My Portopia: bent orange clip and other capers

By Midge Pierce

Welcome to springtime in Portopia where potholes are supersized, syringes line sidewalks, broken promises litter the stalled-out eastside community center park, and the City is apparently too busy rubber stamping Infill to support neighborhood open spaces where gardens might grow. Further more, antics of a feral paperclip (possibly orange, undoubtably bent) pulling down home values and threatening our status as a sanctuary captivated SE for weeks. (Rest easy Portopians: Clippy found a home.)

While I’m ranting, will someone please explain why homeowners who have worked hard to live in – and preserve – neighborhoods with room for a swing-set are labeled exclusionary racists?

Or why, when I mention I’m headed back East for my 50th High School reunion, the rejoinder is not, “No. You’re too young?”

To reduce despair and excess from my former self, I peddle the treadmill as fast as I can scouring senior moments for long-lost names and forgotten words in time to mark that half century milestone.

My vocabulary has expanded along with water in my basement. (I know, I should quit my simpering and be grateful I have a place to hang my Mackintosh.)
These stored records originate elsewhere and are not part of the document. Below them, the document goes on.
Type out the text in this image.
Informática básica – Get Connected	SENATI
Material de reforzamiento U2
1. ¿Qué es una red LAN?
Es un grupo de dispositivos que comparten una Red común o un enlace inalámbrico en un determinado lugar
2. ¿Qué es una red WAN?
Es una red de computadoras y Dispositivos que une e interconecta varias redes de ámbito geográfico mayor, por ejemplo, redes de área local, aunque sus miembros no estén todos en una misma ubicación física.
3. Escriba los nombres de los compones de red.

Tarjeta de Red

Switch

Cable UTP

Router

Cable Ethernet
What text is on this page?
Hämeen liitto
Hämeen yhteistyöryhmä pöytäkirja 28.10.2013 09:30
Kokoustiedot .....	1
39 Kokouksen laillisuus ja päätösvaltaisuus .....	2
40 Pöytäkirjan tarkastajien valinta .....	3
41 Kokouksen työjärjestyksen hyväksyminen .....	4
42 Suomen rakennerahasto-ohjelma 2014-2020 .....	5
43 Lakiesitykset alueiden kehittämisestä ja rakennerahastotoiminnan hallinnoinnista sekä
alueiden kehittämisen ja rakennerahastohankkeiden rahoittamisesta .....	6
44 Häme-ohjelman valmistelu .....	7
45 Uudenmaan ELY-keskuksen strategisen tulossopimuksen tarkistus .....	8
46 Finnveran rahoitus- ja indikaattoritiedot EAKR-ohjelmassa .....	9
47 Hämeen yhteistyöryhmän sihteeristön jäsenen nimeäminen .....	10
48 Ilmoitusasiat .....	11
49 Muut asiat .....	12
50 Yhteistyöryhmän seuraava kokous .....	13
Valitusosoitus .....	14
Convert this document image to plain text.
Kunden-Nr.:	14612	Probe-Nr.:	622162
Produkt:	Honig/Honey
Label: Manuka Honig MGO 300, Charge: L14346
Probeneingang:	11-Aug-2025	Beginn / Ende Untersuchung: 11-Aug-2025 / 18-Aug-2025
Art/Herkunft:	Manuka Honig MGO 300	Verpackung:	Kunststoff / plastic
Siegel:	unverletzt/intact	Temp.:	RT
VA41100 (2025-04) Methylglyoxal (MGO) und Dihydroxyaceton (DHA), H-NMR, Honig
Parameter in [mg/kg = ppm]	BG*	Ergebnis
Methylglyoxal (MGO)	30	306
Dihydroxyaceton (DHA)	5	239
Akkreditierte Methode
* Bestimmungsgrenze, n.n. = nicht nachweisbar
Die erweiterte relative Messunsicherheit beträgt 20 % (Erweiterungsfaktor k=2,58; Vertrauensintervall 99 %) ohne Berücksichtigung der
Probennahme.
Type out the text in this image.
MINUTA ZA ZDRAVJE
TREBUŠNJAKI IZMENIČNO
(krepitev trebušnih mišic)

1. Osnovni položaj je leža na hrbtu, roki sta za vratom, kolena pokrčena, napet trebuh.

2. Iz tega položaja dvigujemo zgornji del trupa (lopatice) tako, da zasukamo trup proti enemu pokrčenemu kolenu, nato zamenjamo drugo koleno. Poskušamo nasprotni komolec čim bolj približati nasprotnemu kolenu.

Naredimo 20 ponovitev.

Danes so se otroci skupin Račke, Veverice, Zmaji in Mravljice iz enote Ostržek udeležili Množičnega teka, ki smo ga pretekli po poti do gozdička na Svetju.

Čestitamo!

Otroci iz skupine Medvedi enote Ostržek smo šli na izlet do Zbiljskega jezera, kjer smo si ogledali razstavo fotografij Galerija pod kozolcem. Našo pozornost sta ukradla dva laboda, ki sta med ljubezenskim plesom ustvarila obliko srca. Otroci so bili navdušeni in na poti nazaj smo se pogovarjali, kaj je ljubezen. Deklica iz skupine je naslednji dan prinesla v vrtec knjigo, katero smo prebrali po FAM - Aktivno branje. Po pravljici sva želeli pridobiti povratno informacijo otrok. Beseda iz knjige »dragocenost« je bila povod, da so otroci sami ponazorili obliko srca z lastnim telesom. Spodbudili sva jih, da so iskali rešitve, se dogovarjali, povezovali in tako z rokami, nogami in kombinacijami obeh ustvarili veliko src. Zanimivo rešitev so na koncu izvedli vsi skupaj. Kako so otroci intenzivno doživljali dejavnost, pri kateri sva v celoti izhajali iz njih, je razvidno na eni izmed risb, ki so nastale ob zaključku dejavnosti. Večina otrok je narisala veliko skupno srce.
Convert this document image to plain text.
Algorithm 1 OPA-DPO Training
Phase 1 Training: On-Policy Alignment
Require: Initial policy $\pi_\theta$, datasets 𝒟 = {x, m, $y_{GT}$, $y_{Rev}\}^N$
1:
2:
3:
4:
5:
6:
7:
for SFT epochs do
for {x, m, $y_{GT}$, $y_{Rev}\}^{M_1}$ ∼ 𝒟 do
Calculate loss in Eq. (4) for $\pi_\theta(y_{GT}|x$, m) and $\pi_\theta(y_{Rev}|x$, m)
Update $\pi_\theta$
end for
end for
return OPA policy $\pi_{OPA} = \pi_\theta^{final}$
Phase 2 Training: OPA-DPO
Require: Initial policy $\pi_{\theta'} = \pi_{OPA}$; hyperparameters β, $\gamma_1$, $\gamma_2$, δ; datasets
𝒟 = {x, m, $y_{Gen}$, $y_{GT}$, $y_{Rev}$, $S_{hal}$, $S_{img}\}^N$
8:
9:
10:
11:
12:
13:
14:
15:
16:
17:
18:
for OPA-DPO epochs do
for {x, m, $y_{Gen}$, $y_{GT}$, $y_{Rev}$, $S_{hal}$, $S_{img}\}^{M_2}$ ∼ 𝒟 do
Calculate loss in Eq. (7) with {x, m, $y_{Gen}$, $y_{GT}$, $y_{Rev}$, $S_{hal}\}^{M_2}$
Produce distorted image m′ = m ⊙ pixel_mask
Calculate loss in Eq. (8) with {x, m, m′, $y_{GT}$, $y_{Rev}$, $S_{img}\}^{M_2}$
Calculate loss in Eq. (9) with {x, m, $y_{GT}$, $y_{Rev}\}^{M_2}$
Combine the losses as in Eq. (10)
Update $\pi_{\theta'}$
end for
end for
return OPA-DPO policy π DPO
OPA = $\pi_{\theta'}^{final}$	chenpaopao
The first new word comes with solace from Younger Daughter who found a label for Portland’s precipitation that is neither rain, nor snow nor sleet of night. It’s grimmel. Because, Grimm, and the end of our Friday night hexenbiest feast.

Next up is The Oregonian’s reference to Mt. Hood’s epic snowpack as maujac. The word has a suitably paradoxical meaning containing elements of magic, practicality and numerology mixed with intransigence, rigidity, obsession. I have no idea what it has to do with snowpack, but it seems to fit Portopia’s intolerance of anyone with a divergent opinion.

Despite or because of maujac, Portland is a colorless town in the gray grimmel. We lack both political and ethnic diversity, yet we are robust with sanctimony. As a favorite sociology prof once said, lean far enough left, pass through anarchy (Love the pothole fixes, folks; hate the City Hall disruptions) and wind up on the right.

Whatever you call the weather, or the cultural tilt, the result is the same. I am dragging like Ru Paul hoping to shape-shift away from blue spring, red party politics, generational entitlements and Kim Jong Un’s nuke-tipped middle finger (also Chloe Eudaly’s property shaming, and preferences for politically correct  “content triggers” over critical thinking).

While I’m at it, can someone explain why Portlandians, even those emerging from potholes deep as the Gorge, think it’s okay to jump mid-street in front of cars?

Up is down, down is up. Left is always right. Right rarely is. Danger. Silos ahead. I scribe on knowing that a community paper with editors who live where they work and, with no ties to big-moneyed influencers, can speak truth to power.

Still, a girl’s gotta unwind with latitude and wry. One daughter complains that now is not the time for glibberish. Another kvetches that an app has not been developed to decipher my non-sequiturs, but really, where other than Portopia can you find coffee with undertones of tangerine, caramel and honey? Or a Feral Paperclip Caper?

(Kudos and smiles to Sue Tackmeir and neighbors who dropped every critical thing they had to do to find clippy a home.)